OGH 7Nd507/98

7Nd507/98Tribunal supérieur21 sept. 1998

Texte intégral

OGH 7Nd507/98

  • Dokumenttyp: Entscheidungstext
  • Entscheidungsdatum: 21.09.1998

Kopf

Der Oberste Gerichtshof hat durch den Senatspräsidenten des Obersten Gerichtshofes Dr. Kropfitsch als Vorsitzenden und durch die Hofräte des Obersten Gerichtshofes Dr. Schalich und Dr.

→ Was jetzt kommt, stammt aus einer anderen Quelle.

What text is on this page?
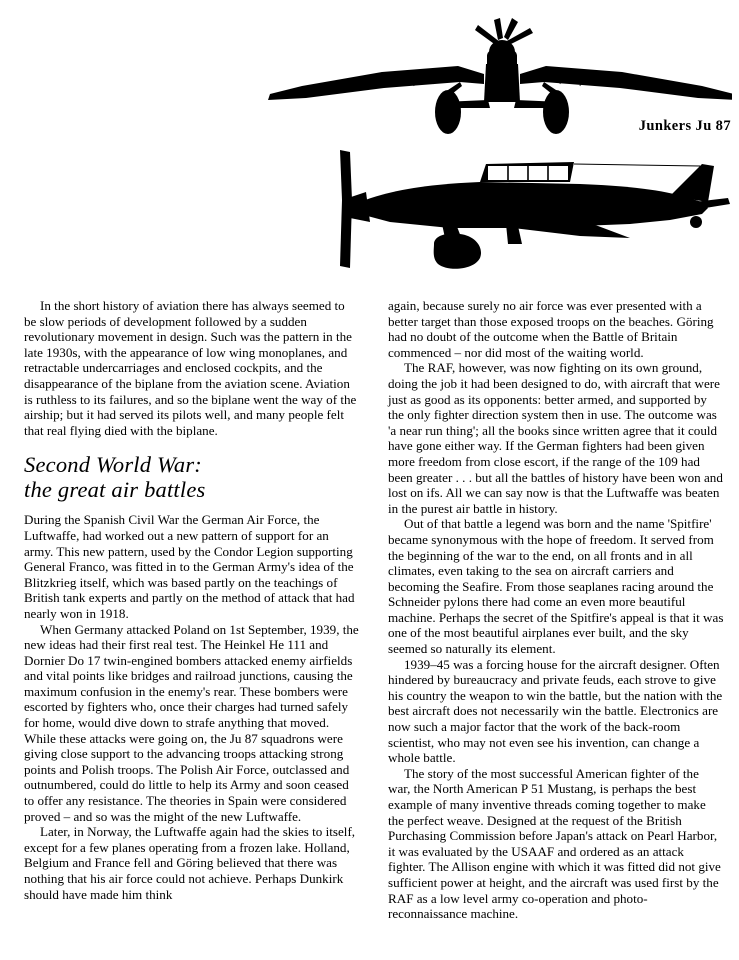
Junkers Ju 87

In the short history of aviation there has always seemed to be slow periods of development followed by a sudden revolutionary movement in design. Such was the pattern in the late 1930s, with the appearance of low wing monoplanes, and retractable undercarriages and enclosed cockpits, and the disappearance of the biplane from the aviation scene. Aviation is ruthless to its failures, and so the biplane went the way of the airship; but it had served its pilots well, and many people felt that real flying died with the biplane.

Second World War:
the great air battles

During the Spanish Civil War the German Air Force, the Luftwaffe, had worked out a new pattern of support for an army. This new pattern, used by the Condor Legion supporting General Franco, was fitted in to the German Army's idea of the Blitzkrieg itself, which was based partly on the teachings of British tank experts and partly on the method of attack that had nearly won in 1918.

When Germany attacked Poland on 1st September, 1939, the new ideas had their first real test. The Heinkel He 111 and Dornier Do 17 twin-engined bombers attacked enemy airfields and vital points like bridges and railroad junctions, causing the maximum confusion in the enemy's rear. These bombers were escorted by fighters who, once their charges had turned safely for home, would dive down to strafe anything that moved. While these attacks were going on, the Ju 87 squadrons were giving close support to the advancing troops attacking strong points and Polish troops. The Polish Air Force, outclassed and outnumbered, could do little to help its Army and soon ceased to offer any resistance. The theories in Spain were considered proved – and so was the might of the new Luftwaffe.

Later, in Norway, the Luftwaffe again had the skies to itself, except for a few planes operating from a frozen lake. Holland, Belgium and France fell and Göring believed that there was nothing that his air force could not achieve. Perhaps Dunkirk should have made him think

again, because surely no air force was ever presented with a better target than those exposed troops on the beaches. Göring had no doubt of the outcome when the Battle of Britain commenced – nor did most of the waiting world.

The RAF, however, was now fighting on its own ground, doing the job it had been designed to do, with aircraft that were just as good as its opponents: better armed, and supported by the only fighter direction system then in use. The outcome was 'a near run thing'; all the books since written agree that it could have gone either way. If the German fighters had been given more freedom from close escort, if the range of the 109 had been greater . . . but all the battles of history have been won and lost on ifs. All we can say now is that the Luftwaffe was beaten in the purest air battle in history.

Out of that battle a legend was born and the name 'Spitfire' became synonymous with the hope of freedom. It served from the beginning of the war to the end, on all fronts and in all climates, even taking to the sea on aircraft carriers and becoming the Seafire. From those seaplanes racing around the Schneider pylons there had come an even more beautiful machine. Perhaps the secret of the Spitfire's appeal is that it was one of the most beautiful airplanes ever built, and the sky seemed so naturally its element.

1939–45 was a forcing house for the aircraft designer. Often hindered by bureaucracy and private feuds, each strove to give his country the weapon to win the battle, but the nation with the best aircraft does not necessarily win the battle. Electronics are now such a major factor that the work of the back-room scientist, who may not even see his invention, can change a whole battle.

The story of the most successful American fighter of the war, the North American P 51 Mustang, is perhaps the best example of many inventive threads coming together to make the perfect weave. Designed at the request of the British Purchasing Commission before Japan's attack on Pearl Harbor, it was evaluated by the USAAF and ordered as an attack fighter. The Allison engine with which it was fitted did not give sufficient power at height, and the aircraft was used first by the RAF as a low level army co-operation and photo-reconnaissance machine.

Tittel als weitere Richter in der Sachwalterschaftssache des Helmut Franz P*****-F*****, geboren am 25. Mai 1941, zuletzt wohnhaft in ***** infolge Kompetenzkonfliktes zwischen dem Bezirksgericht für Zivilrechtssachen Graz und dem Bezirksgericht Aspang gemäß § 47 JN den

Beschluß

gefaßt:

Spruch

Zur Fortführung der gegenständlichen Sachwalterschaftssache wird das Bezirksgericht für ZRS Graz bestimmt.

Begründung

Begründung:

Seit 11. 7. 1996 wird über Ersuchen unter anderem auch des Landesnervenkrankenhauses Graz vom Bezirksgericht für ZRS Graz versucht, Helmut Franz P*****-F***** einer Untersuchung durch einen neurologisch-psychiatrischen Sachverständigen zur Überprüfung, ob die Einleitung eines Sachwalterschaftsverfahrens erforderlich ist, zu unterziehen. Der Betroffene bewohnt nach eigenen Angaben in G***** die Wohnung , wobei zu 42 C 68/98k des Bezirksgerichtes für ZRS Graz ein Räumungsverfahren anhängt. Der Betroffene hat sich wiederholt den gerichtlich angeordneten Untersuchungen durch den gerichtlichen Sachverständigen entzogen. Er teilte am 22. 4. 1998 dem zuständigen Richter des Bezirksgerichtes für ZRS Graz mit, daß er sich in einem Rehabilitationszentrum am Wechsel befinde, und zwar auf Vorbereitung. Er möchte die Adresse nicht angeben, da in diesem Rehabilitationszentrum nicht erwünscht sei, wenn dort Ärzte auftauchten. Er werde noch von seinem selbst gewählten Vertreter Dr. Walter M, Rechtsanwalt in W*****, vertreten. Auf diese Mitteilung hin übertrug das Bezirksgericht für ZRS Graz die Zuständigkeit zur Besorgung der gegenständlichen Sachwalterschaftssache dem Bezirksgericht Aspang (ON 59). Dieses erklärte dem Bezirksgericht für ZRS Graz, die Sachwalterschaft nicht zu übernehmen, weil ein Rehabilitationszentrum Zöbing nicht bekannt ist.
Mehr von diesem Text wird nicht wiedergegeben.